Despite all the advancements in software development, Tenable Network Security Asia Pacific principal architect, Dick Bussiere, characterises bug-free software as a pipe-dream.
"It's virtually impossible, as no technology is ever completely perfect," he said.
What is achievable is creating higher quality software, and Bussiere said automated vulnerability assessment tools help analyse code for potential vulnerabilities.
"It is possible to create a better world with fewer bugs, but the bugs are always going to be there," he said.
"The issues are not necessarily introduced by coding errors, but also through misinterpretation of the initial customer requirements."
Bussiere adds anything complex designed by humans such as computers and networks are subject to flaws.
Looking at the source
There are more software developers these days than ever before, with www.numberof.net putting the number at 17 million worldwide and 4.16 million in the United States alone.
While the large amount of coders enables better software to be written, Bussiere said it also translates to more exploits by malicious individuals.

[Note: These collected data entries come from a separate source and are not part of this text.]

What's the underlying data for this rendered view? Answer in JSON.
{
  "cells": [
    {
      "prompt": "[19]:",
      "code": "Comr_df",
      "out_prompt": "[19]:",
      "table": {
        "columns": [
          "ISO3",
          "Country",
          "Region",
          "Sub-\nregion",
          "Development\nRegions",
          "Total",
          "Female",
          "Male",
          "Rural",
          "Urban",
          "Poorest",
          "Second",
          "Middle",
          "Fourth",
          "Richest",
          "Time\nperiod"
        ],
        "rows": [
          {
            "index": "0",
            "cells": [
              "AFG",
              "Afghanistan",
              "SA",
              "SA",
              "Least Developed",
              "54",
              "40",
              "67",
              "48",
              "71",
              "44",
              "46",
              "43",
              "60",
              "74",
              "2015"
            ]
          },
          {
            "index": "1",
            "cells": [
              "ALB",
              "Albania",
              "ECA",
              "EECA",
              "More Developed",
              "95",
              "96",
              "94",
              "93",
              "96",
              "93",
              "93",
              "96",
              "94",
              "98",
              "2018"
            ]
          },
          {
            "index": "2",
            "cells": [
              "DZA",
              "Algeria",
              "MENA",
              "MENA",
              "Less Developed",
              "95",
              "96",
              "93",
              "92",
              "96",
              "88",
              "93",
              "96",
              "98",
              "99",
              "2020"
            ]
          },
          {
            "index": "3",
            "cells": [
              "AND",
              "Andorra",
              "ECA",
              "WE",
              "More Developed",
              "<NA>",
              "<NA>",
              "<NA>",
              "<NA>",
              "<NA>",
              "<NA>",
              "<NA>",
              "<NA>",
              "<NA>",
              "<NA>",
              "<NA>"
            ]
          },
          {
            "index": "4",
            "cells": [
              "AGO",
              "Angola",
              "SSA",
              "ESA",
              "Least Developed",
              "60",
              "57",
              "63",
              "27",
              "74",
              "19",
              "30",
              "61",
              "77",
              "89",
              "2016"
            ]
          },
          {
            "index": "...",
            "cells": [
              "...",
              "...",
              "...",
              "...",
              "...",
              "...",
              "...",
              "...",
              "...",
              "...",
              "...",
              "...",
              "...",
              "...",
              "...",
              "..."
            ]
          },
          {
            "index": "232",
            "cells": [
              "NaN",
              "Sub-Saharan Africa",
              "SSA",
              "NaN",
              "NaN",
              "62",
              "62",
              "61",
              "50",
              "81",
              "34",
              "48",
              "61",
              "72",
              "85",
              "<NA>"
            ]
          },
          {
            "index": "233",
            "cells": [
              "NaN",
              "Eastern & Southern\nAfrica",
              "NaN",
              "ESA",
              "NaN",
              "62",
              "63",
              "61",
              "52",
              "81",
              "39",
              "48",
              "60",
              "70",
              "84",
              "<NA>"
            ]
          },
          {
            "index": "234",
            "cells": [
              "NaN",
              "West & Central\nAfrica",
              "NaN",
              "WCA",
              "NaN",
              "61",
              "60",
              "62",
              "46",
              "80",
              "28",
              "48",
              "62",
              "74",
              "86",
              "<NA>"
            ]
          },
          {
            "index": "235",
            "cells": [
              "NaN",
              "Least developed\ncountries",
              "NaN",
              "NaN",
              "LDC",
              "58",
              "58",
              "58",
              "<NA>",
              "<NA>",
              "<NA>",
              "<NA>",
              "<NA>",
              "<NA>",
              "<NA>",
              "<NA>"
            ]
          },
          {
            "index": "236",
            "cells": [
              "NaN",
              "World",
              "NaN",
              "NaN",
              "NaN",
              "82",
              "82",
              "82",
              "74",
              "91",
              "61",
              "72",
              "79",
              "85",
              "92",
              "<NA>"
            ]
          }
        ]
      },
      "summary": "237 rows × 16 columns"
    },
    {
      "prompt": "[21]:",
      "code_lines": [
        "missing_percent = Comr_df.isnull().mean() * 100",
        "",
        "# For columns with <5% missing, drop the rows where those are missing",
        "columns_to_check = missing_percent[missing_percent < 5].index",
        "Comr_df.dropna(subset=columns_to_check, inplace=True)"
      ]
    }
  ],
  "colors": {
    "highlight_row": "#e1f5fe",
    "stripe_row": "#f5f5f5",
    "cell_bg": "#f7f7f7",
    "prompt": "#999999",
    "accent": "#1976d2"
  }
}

Bussiere references the recent Heartbleed vulnerability and how its open source roots allowed it to spread undetected.
"It was a piece of code that was written by a relatively small team and then utilised in hundred of other products," he said.
The vulnerability could have been discovered by looking at the open source code, but Bussiere said the cost of doing so meant it was not an option for many.
"Because of the cost and time involved, they didn't invest the time and money in appraising the open source software and doing a vulnerability assessment of it," he said.
Almost perfect There may never be a point where people will generate bug-free software, though Bussiere said some software is close to perfect.
One example of software perfection he points to is avionics systems in aircrafts.
Not only does it cost an "inordinate amount of money" to develop, Bussiere said it takes many years to develop a system like that.
"There are commercial pressures to get normal software out, as by the time you finish the testing process to achieve so-called perfection, the product would be obsolete before it was released," he said.
"So the expense and time required to develop perfect software makes it commercially unviable."
Bussiere said the avionics industry is not under the same time pressures, so it has the leeway to ensure software is as bug-free as possible.